En un temps où la libre recherche et l’enseignement qui en découle font l’objet d’attaques dans de nombreux pays, le message envoyé par les derniers événements est assurément inquiétant. Nous ne cesserons de combattre toute entrave injustifiée à la discussion rigoureusement informée et librement exposée, et au désaccord, qui est les conditions de tout débat scientifique.

Prétendue politisation des sciences

La liberté académique est souvent mal connue, ou mal comprise, réduite à un simple principe, confondue avec la liberté d’expression ou comme impliquant une obligation de neutralité. Pourtant, la liberté académique des enseignants-chercheurs est garantie par le droit international et européen des droits de l’homme. Comme droit individuel, elle comprend la liberté de recherche, d’enseignement et d’expression des chercheurs et enseignants, mais elle protège aussi le droit à l’autonomie des institutions de recherche et d’enseignement.

Surtout, la liberté académique fonde des responsabilités, tant pour les enseignants-chercheurs que pour leurs institutions. C’est à ce titre que ces institutions ont un devoir de réserve, mais celui-ci vise précisément à protéger le libre exercice des droits de leurs enseignants-chercheurs contre la censure politique et la contrainte morale d’une minorité ou de la majorité.

Ce devoir de réserve des institutions de recherche et d’enseignement ne peut donc s’exercer au détriment de la liberté académique de leurs membres. En effet, les enseignants-chercheurs ne sont pas tenus, eux, par un tel devoir, et encore moins par une obligation de neutralité. Leur seule responsabilité s’exerce à l’égard de la science et de la recherche de la vérité. Il s’agit de l’intégrité scientifique et du respect des contraintes épistémiques internes à la pratique professionnelle de leurs savoirs, y compris lorsqu’il s’agit de savoirs qui portent sur les problèmes et besoins contemporains de la société, et qui peuvent dès lors déplaire à certains.

Les sciences sociales sont particulièrement concernées par les pressions extérieures qui s’exercent sur les institutions de recherche et d’enseignement, mais les sciences de la terre, la biologie ou la médecine ne sont pas épargnées, comme le montre la situation actuelle des Etats-Unis. Les attaques contre la prétendue politisation des sciences relèvent elles-mêmes très souvent d’une offensive politique et idéologique contre l’autonomie des institutions de recherche et d’enseignement. Nous estimons que le Collège de France doit continuer à défendre, partout et toujours, l’autonomie de la science à l’égard des pouvoirs tant publics que privés.

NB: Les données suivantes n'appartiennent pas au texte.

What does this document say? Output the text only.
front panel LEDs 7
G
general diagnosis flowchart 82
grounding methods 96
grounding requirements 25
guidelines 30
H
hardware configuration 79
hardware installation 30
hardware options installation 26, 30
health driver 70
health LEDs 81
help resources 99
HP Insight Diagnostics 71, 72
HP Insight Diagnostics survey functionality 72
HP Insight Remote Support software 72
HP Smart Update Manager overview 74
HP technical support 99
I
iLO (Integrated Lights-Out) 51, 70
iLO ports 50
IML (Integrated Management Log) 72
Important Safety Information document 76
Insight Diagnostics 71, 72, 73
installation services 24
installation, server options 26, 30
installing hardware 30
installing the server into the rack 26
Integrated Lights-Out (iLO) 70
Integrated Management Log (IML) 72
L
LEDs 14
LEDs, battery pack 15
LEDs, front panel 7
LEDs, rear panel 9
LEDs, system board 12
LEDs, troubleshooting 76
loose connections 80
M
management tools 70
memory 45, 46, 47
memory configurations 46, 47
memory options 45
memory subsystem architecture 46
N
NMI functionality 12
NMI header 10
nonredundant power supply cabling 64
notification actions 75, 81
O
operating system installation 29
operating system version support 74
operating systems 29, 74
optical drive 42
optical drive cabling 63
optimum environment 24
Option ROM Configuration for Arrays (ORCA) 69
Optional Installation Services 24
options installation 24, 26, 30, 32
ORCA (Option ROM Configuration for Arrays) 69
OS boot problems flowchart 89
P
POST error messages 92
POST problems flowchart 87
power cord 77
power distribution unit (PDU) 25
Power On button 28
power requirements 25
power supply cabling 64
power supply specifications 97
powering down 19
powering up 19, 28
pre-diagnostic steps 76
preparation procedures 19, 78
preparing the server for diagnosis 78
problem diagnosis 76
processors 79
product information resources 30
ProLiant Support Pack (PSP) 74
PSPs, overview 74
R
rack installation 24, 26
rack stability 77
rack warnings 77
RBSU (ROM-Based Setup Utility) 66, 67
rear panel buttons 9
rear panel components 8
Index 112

La liberté académique n’est pas absolue, bien sûr. Cependant, en tant que droit de l’homme, elle ne peut être restreinte que pour protéger les droits d’autrui ou des intérêts généraux reconnus par la loi, par une procédure démocratique et de façon proportionnée. En dehors de ces conditions, les bénéficiaires, qu’il s’agisse d’enseignants-chercheurs ou d’institutions d’enseignement et de recherche, ne peuvent renoncer à leur liberté académique au prix, sinon, de sacrifier l’égale liberté de tous les autres.

Samantha Besson, Patrick Boucheron, Laurent Coulon, Esther Duflo, Didier Fassin, François-Xavier Fauvelle, Sonia Garel, Timothy Gowers, Marc Henneaux, Xavier Leroy, Antoine Lilti, Pierre-Louis Lions, Vinciane Pirenne-Delforge et Isabelle Ratié sont professeures et professeurs du Collège de France.